SANA’A, June 29 — A security court in Yemen on Tuesday sentenced eight men, including thee Africans, to death after convicting them of drug trafficking, and separately sent six Somali pirates to prison, state-run Saba news agency reported.
The ruling issued by the Hadramout-based court, southeast of the capital Sanaa, read that the eight traffickers, including a Tanzanian, a Kenyan, and a Somali, were found guilty of trying to smuggle 1.68 kg of drugs.
Separately, the same security court handed down a sentence of 12 years in prison on six Somalis convicted of piracy in the Gulf of Aden, according to Saba.
“The six convicted Somali pirates will be deported to their homeland after serving their sentences,” the verdict cited by Saba read.
The court also ordered the confiscation of their boat and weapons, Saba said.
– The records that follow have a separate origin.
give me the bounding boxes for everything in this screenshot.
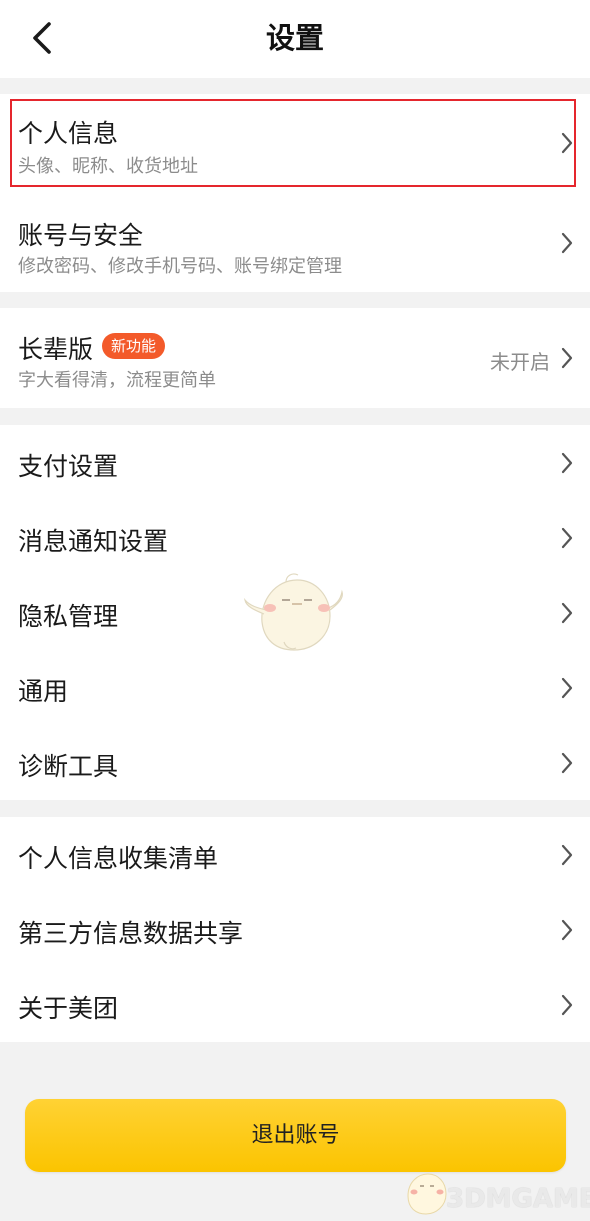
settings-group-account: 个人信息 头像、昵称、收货地址 账号与安全 修改密码、修改手机号码、账号绑定管理 [0,94,590,292]
chevron-right-icon [561,347,573,369]
settings-group-elder: 长辈版 新功能 字大看得清，流程更简单 未开启 [0,308,590,408]
row-title: 账号与安全 [18,221,144,250]
row-title: 通用 [18,677,69,706]
row-about[interactable]: 关于美团 [0,967,590,1042]
chevron-right-icon [561,602,573,624]
new-feature-badge: 新功能 [102,333,166,359]
row-subtitle: 字大看得清，流程更简单 [18,370,216,391]
chevron-right-icon [561,527,573,549]
logout-button[interactable]: 退出账号 [25,1099,566,1172]
chevron-right-icon [561,994,573,1016]
row-title: 长辈版 [18,335,94,364]
chevron-right-icon [561,132,573,154]
row-subtitle: 头像、昵称、收货地址 [18,156,198,177]
chevron-right-icon [561,232,573,254]
row-title: 隐私管理 [18,602,119,631]
row-title: 第三方信息数据共享 [18,919,244,948]
top-bar: 设置 [0,0,590,78]
row-title: 支付设置 [18,452,119,481]
watermark-text: 3DMGAME [446,1184,590,1214]
chevron-right-icon [561,844,573,866]
chevron-right-icon [561,919,573,941]
settings-group-about: 个人信息收集清单 第三方信息数据共享 关于美团 [0,817,590,1042]
duck-mascot-icon [407,1173,447,1215]
row-title: 消息通知设置 [18,527,169,556]
chevron-right-icon [561,452,573,474]
row-general[interactable]: 通用 [0,650,590,725]
row-title: 诊断工具 [18,752,119,781]
chevron-right-icon [561,752,573,774]
row-personal-info-list[interactable]: 个人信息收集清单 [0,817,590,892]
status-text: 未开启 [490,350,550,374]
row-title: 个人信息收集清单 [18,844,219,873]
row-third-party-sharing[interactable]: 第三方信息数据共享 [0,892,590,967]
row-diagnostic-tools[interactable]: 诊断工具 [0,725,590,800]
row-elder-mode[interactable]: 长辈版 新功能 字大看得清，流程更简单 未开启 [0,308,590,408]
row-personal-info[interactable]: 个人信息 头像、昵称、收货地址 [0,94,590,190]
chevron-right-icon [561,677,573,699]
page-title: 设置 [265,21,324,55]
row-title: 关于美团 [18,994,119,1023]
row-payment-settings[interactable]: 支付设置 [0,425,590,500]
duck-mascot-icon [244,573,343,651]
row-account-security[interactable]: 账号与安全 修改密码、修改手机号码、账号绑定管理 [0,194,590,292]
row-notification-settings[interactable]: 消息通知设置 [0,500,590,575]
row-title: 个人信息 [18,119,119,148]
row-subtitle: 修改密码、修改手机号码、账号绑定管理 [18,256,342,277]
However, the report did not say when these pirates were arrested.
The Gulf of Aden, off the southern coast of Yemen, has the highest risk of piracy in the world. About 25,000 ships pass every year through the maritime trade route that connects the Red Sea and the Arabian Sea.
Similarly, a Yemeni court last Saturday upheld death sentences against two Pakistanis convicted of drug trafficking, state media reported.
“Salim Dawod Abdulrahim and Imam Bakhsh Eyepub Yakoub received the death penalty after the court convicted them of smuggling 1,695 kilograms of hashish into Yemen through its coastal territories,” official Saba news agency cited the court’s verdict as saying.
It said two other Pakistani convicts “Ghulam Jan Wali Mohamed and Mohamed Sadiek Ahmed Badi were sentenced to 25-year jail terms for being involved in facilitating the drug trafficking into the Yemeni territories.”
According to Yemeni official media, the appeal court also upheld the acquittal of the remaining seven Pakistani defendants for lack of evidence.
A total of 11 Pakistani fishermen were arrested in May 2008 together with 1,695 kilograms of hashish smuggled from Pakistan in Yemen’s territorial waters. Their trial proceedings began last December.